People are required to attend the daily activities at

the community center, which involves large groups

of people praising Big Brother and Oceania.

Telescreens prevent people from behaving in a way

other than society accepts. With these strict

principles bestowed upon society, there is no room

for any form of free will or individualism.







Childhood"s End uses far different techniques than

does 1984, but is left with similar results at the end,

a loss of free will and individualism. Despite the fact

that the Overlords save humanity from total

destruction, it is not fair to assimilate them into the

Overmind without their consent. George Edgar

Slusser"s view point that "the spirit of individual

humanity is extended beyond its tomb (Slusser 52)"

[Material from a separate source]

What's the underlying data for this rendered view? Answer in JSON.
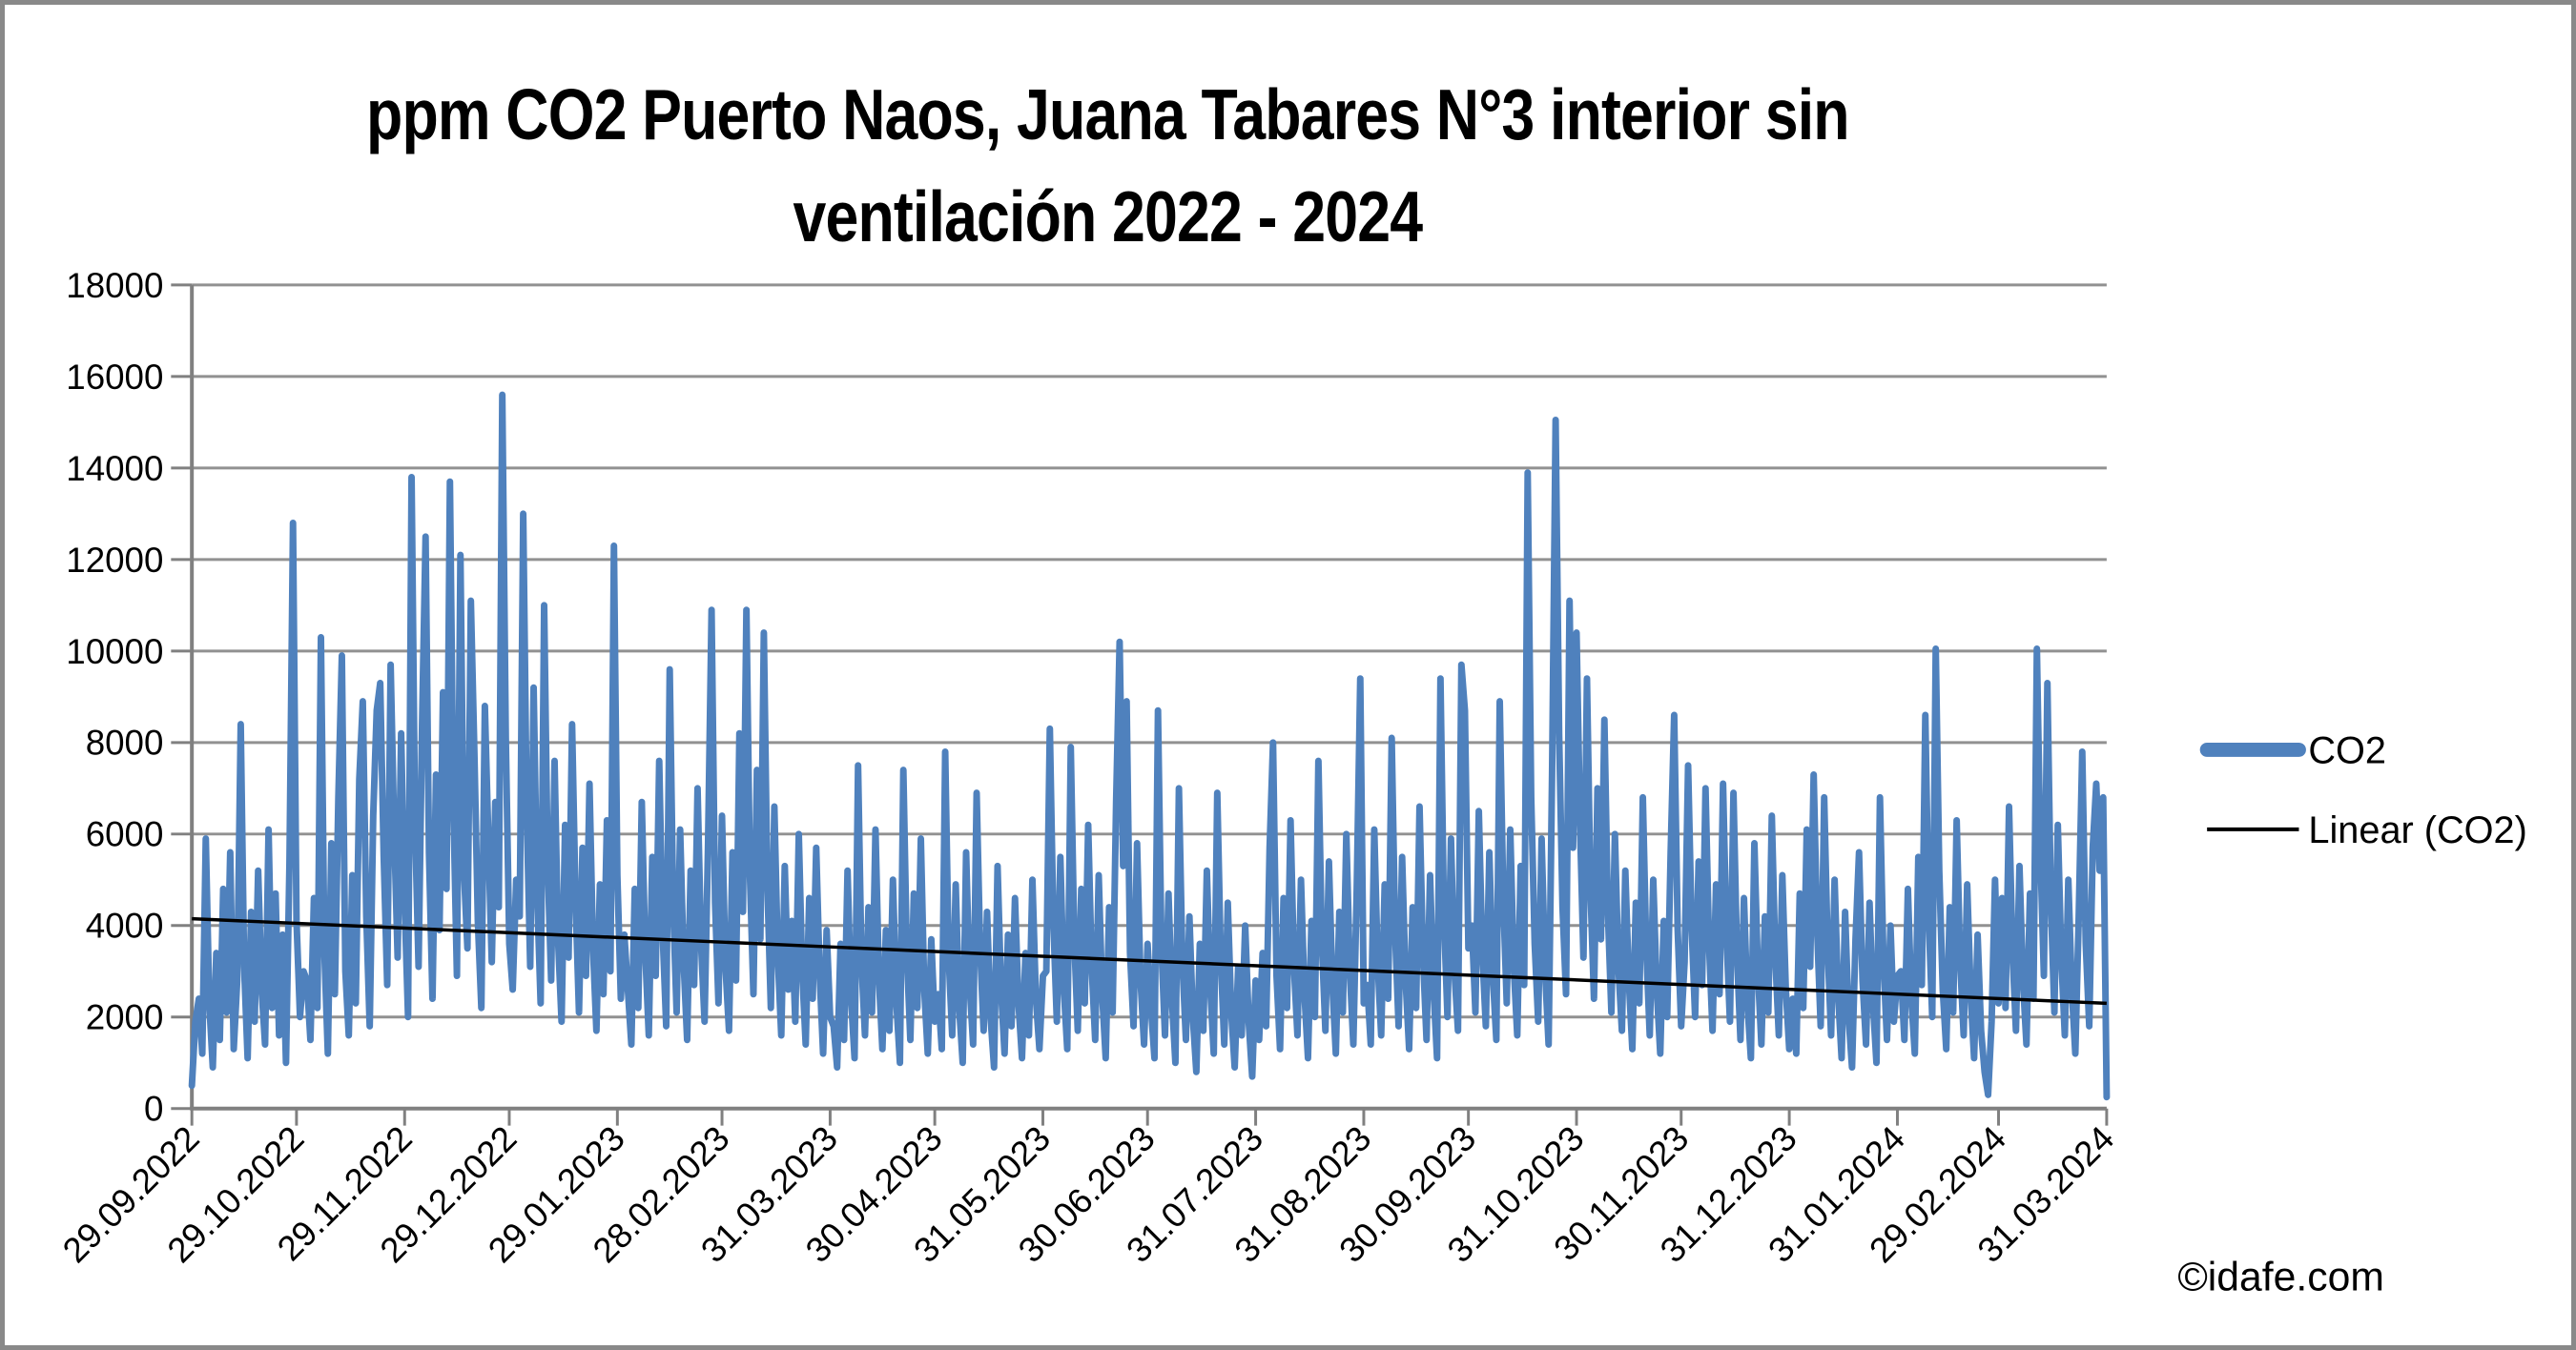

is inaccurate. Although the Overlords approach the

task at hand in a more diplomatic fashion than does

1984 making the Overlords look friendly, what is

unnoticeable until the end of the book is their overall

goal to assimilate humanity. By incorporating the

human beings into the Overmind, not only does it

put an end to the human race, but it also eliminates

all the characteristics that made humanity special

and unique from other forms of life in the universe.



On the surface, 1984 and Childhood"s End seem like two totally

different books due to the different approaches conveyed by each

author. But in reality, both books attempt to create a utopian

society in which perfection is achieved. Although 1984 may seem

like a dark and scary nightmare and Childhood"s End may seem like

a beautiful dream, their common goal is the same (Meyers 192). Can

man retain his individuality and free will and at the same time

achieve a perfect society? Only the future holds the answer.